On 12 October 2015 at 15:30, James Greenhalgh <james.greenha...@arm.com> wrote: > On Fri, Oct 09, 2015 at 05:16:05PM +0100, Christophe Lyon wrote: >> On 8 October 2015 at 11:12, James Greenhalgh <james.greenha...@arm.com> >> wrote: >> > On Wed, Oct 07, 2015 at 09:07:30PM +0100, Christophe Lyon wrote: >> >> On 7 October 2015 at 17:09, James Greenhalgh <james.greenha...@arm.com> >> >> wrote: >> >> > On Tue, Sep 15, 2015 at 05:25:25PM +0100, Christophe Lyon wrote: >> >> > >> >> > Why do we want this for vtbx4 rather than putting out a VTBX instruction >> >> > directly (as in the inline asm versions you replace)? >> >> > >> >> I just followed the pattern used for vtbx3. >> >> >> >> > This sequence does make sense for vtbx3. >> >> In fact, I don't see why vtbx3 and vtbx4 should be different? >> > >> > The difference between TBL and TBX is in their handling of a request to >> > select an out-of-range value. For TBL this returns zero, for TBX this >> > returns the value which was already in the destination register. >> > >> > Because the byte-vectors used by the TBX instruction in aarch64 are 128-bit >> > (so two of them togather allow selecting elements in the range 0-31), and >> > vtbx3 needs to emulate the AArch32 behaviour of picking elements from >> > 3x64-bit >> > vectors (allowing elements in the range 0-23), we need to manually check >> > for >> > values which would have been out-of-range on AArch32, but are not out >> > of range for AArch64 and handle them appropriately. For vtbx4 on the other >> > hand, 2x128-bit registers give the range 0..31 and 4x64-bit registers give >> > the range 0..31, so we don't need the special masked handling. >> > >> > You can find the suggested instruction sequences for the Neon intrinsics >> > in this document: >> > >> > >> > http://infocenter.arm.com/help/topic/com.arm.doc.ihi0073a/IHI0073A_arm_neon_intrinsics_ref.pdf >> > >> >> Hi James, >> >> Please find attached an updated version which hopefully addresses your >> comments. >> Tested on aarch64-none-elf and aarch64_be-none-elf using the Foundation >> Model. >> >> OK? > > Looks good to me, > > Thanks, > James >
I commited this as r228716, and noticed later that gcc.target/aarch64/table-intrinsics.c failed because of this patch. This is because that testcase scans the assembly for 'tbl v' or 'tbx v', but since I replaced some asm statements, the space is now a tab. I plan to commit this (probably obvious?):
2015-10-13 Christophe Lyon <christophe.l...@linaro.org> * gcc/testsuite/gcc.target/aarch64/table-intrinsics.c: Fix regexp after r228716 (Fix vtbl[34] and vtbx4).

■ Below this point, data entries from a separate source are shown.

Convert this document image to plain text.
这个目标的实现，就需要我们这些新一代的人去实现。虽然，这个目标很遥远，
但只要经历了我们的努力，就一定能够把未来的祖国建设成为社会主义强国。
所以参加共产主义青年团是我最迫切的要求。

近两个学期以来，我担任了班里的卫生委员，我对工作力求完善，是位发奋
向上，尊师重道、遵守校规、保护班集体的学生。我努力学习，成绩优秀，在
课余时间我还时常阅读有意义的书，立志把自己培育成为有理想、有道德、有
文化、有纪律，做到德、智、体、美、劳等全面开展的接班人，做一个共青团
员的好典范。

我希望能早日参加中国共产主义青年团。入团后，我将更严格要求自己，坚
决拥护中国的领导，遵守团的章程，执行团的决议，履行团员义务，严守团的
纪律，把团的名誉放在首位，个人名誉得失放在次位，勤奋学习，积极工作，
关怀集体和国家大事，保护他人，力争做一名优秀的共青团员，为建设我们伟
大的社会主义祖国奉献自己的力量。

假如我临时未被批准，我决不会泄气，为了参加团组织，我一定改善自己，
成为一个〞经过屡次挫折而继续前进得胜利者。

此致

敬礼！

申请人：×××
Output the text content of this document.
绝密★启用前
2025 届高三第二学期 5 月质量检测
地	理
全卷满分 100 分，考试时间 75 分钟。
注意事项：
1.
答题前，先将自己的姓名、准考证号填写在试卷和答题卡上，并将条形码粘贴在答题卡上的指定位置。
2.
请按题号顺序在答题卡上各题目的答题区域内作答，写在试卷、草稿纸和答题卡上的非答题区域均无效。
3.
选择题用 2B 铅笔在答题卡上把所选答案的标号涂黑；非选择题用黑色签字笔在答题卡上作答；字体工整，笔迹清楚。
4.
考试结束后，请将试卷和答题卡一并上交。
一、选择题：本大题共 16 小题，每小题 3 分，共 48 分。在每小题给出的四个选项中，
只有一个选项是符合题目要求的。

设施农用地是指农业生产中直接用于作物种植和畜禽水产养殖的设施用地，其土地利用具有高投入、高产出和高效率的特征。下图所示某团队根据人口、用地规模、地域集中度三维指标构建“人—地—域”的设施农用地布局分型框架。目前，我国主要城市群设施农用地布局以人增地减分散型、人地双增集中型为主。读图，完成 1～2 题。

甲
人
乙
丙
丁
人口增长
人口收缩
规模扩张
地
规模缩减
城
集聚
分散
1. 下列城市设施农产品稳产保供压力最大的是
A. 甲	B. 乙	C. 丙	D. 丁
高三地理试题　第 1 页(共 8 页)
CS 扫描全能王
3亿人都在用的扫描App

Index: gcc/testsuite/gcc.target/aarch64/table-intrinsics.c =================================================================== --- gcc/testsuite/gcc.target/aarch64/table-intrinsics.c (revision 228759) +++ gcc/testsuite/gcc.target/aarch64/table-intrinsics.c (working copy) @@ -435,5 +435,5 @@ return vqtbx4q_p8 (r, tab, idx); } -/* { dg-final { scan-assembler-times "tbl v" 42} } */ -/* { dg-final { scan-assembler-times "tbx v" 30} } */ +/* { dg-final { scan-assembler-times "tbl\[ |\t\]*v" 42} } */ +/* { dg-final { scan-assembler-times "tbx\[ |\t\]*v" 30} } */